Note
Access to this page requires authorization. You can try signing in or changing directories.
Access to this page requires authorization. You can try changing directories.
CNTK matrix product.
A * B
Times (A, B, outputRank=1)
TransposeTimes (A, B, outputRank=1)
Parameters
Afirst argument of matrix product. Can be a time sequence.Bsecond argument of matrix product. Can be a time sequence.outputRank(default: 1): number of axes ofAthat constitute the output dimension. See 'Extended interpretation for tensors' below.
Return Value
Resulting matrix product (tensor). This is a time sequence if either input was a time sequence.
Description
The Times() function implements the matrix product, with extensions for tensors. The * operator is a short-hand for it. TransposeTimes() transposes the first argument.

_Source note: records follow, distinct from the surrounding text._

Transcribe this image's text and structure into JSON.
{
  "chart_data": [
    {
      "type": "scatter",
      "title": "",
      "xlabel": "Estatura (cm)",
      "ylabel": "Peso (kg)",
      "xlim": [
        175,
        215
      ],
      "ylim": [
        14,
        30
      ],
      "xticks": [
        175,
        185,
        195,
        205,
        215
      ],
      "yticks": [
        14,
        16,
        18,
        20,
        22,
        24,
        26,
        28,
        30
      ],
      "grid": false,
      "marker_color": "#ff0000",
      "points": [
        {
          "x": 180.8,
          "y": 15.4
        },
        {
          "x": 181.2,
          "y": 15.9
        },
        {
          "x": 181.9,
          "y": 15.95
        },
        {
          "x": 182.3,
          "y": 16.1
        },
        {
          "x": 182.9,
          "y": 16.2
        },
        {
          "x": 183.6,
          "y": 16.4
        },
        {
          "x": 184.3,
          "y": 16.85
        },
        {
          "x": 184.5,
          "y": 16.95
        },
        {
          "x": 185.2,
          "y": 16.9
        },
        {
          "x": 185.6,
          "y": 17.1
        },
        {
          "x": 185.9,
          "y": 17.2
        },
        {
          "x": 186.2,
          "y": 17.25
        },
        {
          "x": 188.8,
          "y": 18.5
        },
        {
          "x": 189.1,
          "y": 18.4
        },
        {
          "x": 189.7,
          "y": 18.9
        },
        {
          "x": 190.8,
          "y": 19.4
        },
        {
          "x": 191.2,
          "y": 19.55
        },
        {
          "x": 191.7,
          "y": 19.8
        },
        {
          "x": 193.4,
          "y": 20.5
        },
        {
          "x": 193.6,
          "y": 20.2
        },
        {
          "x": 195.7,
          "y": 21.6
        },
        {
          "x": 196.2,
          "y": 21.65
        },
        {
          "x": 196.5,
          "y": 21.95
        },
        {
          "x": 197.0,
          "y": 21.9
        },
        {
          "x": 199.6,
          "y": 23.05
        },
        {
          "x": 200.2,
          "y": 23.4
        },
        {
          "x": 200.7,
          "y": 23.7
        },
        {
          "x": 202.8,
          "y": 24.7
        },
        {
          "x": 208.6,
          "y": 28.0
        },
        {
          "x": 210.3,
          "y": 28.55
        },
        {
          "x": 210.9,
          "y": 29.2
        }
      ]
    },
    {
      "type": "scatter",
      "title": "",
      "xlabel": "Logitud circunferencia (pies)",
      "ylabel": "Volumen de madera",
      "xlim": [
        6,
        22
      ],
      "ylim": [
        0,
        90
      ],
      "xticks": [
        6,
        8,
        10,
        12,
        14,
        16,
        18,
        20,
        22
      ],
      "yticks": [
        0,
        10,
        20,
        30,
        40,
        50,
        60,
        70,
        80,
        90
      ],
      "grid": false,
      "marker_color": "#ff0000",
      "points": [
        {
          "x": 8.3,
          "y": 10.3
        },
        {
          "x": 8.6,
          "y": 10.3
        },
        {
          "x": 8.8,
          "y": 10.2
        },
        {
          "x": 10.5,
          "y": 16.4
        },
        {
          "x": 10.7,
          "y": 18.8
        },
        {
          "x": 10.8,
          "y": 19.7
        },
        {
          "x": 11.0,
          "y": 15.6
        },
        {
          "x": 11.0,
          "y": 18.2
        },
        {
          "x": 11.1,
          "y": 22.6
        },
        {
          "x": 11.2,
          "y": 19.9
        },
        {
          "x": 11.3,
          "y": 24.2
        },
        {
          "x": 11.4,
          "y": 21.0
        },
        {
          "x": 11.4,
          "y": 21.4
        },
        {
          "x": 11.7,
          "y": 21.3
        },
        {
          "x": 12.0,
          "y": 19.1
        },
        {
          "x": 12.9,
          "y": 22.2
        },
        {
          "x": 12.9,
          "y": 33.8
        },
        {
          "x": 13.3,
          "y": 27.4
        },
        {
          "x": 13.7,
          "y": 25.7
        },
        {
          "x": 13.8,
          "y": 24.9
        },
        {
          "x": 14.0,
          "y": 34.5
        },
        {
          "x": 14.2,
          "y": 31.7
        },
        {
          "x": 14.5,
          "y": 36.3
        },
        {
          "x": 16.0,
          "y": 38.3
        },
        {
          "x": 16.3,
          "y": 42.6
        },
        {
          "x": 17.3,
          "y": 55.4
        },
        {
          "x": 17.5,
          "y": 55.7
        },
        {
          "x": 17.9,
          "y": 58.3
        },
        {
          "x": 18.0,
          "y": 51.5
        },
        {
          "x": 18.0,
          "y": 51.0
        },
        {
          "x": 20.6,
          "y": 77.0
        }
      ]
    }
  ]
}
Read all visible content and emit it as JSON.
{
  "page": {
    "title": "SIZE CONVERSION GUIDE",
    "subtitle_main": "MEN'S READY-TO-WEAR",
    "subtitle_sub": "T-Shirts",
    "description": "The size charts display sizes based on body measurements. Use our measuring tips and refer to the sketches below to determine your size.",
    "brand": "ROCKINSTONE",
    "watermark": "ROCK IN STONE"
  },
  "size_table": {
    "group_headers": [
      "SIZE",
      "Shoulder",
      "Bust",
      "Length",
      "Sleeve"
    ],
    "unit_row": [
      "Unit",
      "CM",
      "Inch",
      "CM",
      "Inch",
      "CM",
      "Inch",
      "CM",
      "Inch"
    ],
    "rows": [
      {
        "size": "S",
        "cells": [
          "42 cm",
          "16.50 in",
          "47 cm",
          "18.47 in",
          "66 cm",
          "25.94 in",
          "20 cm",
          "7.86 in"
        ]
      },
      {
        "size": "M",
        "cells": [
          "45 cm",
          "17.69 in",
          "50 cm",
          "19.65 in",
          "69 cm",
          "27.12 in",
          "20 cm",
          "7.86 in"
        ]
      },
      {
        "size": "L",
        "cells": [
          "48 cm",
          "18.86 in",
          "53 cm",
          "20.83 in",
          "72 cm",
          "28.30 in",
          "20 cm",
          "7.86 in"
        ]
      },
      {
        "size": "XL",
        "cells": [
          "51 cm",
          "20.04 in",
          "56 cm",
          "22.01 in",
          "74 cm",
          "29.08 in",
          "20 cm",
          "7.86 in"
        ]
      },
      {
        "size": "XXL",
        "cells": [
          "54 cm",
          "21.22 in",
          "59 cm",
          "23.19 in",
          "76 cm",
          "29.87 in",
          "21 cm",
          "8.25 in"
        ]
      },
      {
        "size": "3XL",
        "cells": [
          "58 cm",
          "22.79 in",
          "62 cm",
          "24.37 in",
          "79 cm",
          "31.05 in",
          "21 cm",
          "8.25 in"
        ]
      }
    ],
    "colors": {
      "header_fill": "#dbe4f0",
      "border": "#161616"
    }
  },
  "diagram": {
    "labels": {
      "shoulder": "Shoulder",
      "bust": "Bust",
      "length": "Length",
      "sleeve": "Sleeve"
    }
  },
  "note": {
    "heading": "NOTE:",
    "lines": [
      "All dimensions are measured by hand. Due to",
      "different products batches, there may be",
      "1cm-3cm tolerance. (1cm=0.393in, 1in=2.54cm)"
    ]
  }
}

If A and B are matrices (rank-2 tensor) or column vectors (rank-1 tensor), A * B will compute the common matrix product, just as one would expect.
TransposeTimes (A, B) computes the matrix product A^T * B, where ^T denotes transposition. TransposeTimes (A, B) has the same result as Transpose (A) * B, but it is more efficient as it avoids a temporary copy of the transposed version of A.
Time sequences
Both A and B can be either single matrices or time sequences. A common case for recurrent networks is that A is a weight matrix, while B is a sequence of inputs.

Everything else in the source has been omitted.